Detection and Indicators
HTTP access logs — look for POST requests to /resources/upload where the name multipart field contains ../, URL-encoded variants (%2e%2e%2f, %2e%2e/, ..%2f), or an absolute path beginning with /:
# Nginx/uvicorn log pattern (traversal attempt):
POST /resources/upload HTTP/1.1 <- multipart body contains name=../../...
# Grep for encoded variants in raw request capture:
name=%2e%2e%2fsuperagi%2fhelper%2fresource_helper.py
name=..%2fsuperagi%2fhelper%2fresource_helper.py
name=/app/superagi/models/agent.py
Filesystem indicators — unexpected mtime changes on .py files outside /app/resources/; inotify alerts on /app/superagi/ subtree triggered by the web worker UID.
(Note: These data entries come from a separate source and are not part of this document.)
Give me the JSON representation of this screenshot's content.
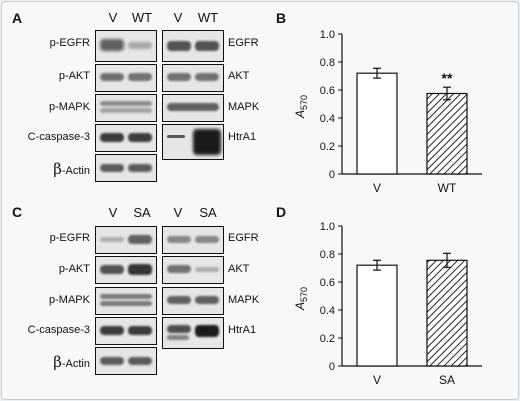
{
  "colors": {
    "band": "#2b2b2b",
    "blot_bg": "#e6e6e6",
    "bar_fill": "#ffffff",
    "hatch": "#222222"
  },
  "panels": {
    "A": {
      "label": "A",
      "lane_labels_left": [
        "V",
        "WT"
      ],
      "lane_labels_right": [
        "V",
        "WT"
      ],
      "left_rows": [
        "p-EGFR",
        "p-AKT",
        "p-MAPK",
        "C-caspase-3",
        "-Actin"
      ],
      "right_rows": [
        "EGFR",
        "AKT",
        "MAPK",
        "HtrA1"
      ]
    },
    "C": {
      "label": "C",
      "lane_labels_left": [
        "V",
        "SA"
      ],
      "lane_labels_right": [
        "V",
        "SA"
      ],
      "left_rows": [
        "p-EGFR",
        "p-AKT",
        "p-MAPK",
        "C-caspase-3",
        "-Actin"
      ],
      "right_rows": [
        "EGFR",
        "AKT",
        "MAPK",
        "HtrA1"
      ]
    },
    "beta_symbol": "β",
    "B": {
      "label": "B"
    },
    "D": {
      "label": "D"
    }
  },
  "chart_data": [
    {
      "panel": "B",
      "type": "bar",
      "categories": [
        "V",
        "WT"
      ],
      "values": [
        0.72,
        0.575
      ],
      "errors": [
        0.035,
        0.045
      ],
      "patterns": [
        "open",
        "hatched"
      ],
      "significance": [
        "",
        "**"
      ],
      "ylabel_main": "A",
      "ylabel_sub": "570",
      "ylim": [
        0,
        1.0
      ],
      "yticks": [
        "0",
        "0.2",
        "0.4",
        "0.6",
        "0.8",
        "1.0"
      ]
    },
    {
      "panel": "D",
      "type": "bar",
      "categories": [
        "V",
        "SA"
      ],
      "values": [
        0.72,
        0.755
      ],
      "errors": [
        0.035,
        0.05
      ],
      "patterns": [
        "open",
        "hatched"
      ],
      "significance": [
        "",
        ""
      ],
      "ylabel_main": "A",
      "ylabel_sub": "570",
      "ylim": [
        0,
        1.0
      ],
      "yticks": [
        "0",
        "0.2",
        "0.4",
        "0.6",
        "0.8",
        "1.0"
      ]
    }
  ]
}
Runtime indicators — outbound connections from the superagi process immediately following an agent task dispatch; /proc/<pid>/fd showing open sockets to non-configured endpoints.
Remediation
Immediate: Update to a version of SuperAGI that includes the path validation fix. If no patched release is available, apply the diff above as a local patch.
Defense-in-depth: Run SuperAGI workers with a read-only filesystem mount for /app/superagi/; only /app/resources/ should be writable by the web process.
Network controls: Place the SuperAGI API behind an authenticated reverse proxy. The upload endpoint should never be directly Internet-accessible.
Integrity monitoring: Deploy a file integrity monitor (e.g., auditd, Falco rule) on /app/superagi/**/*.py to alert on writes from the web server process UID.
Container hardening: Drop DAC_OVERRIDE and run the container as a non-root UID; this limits the blast radius of arbitrary file writes to files owned by that UID.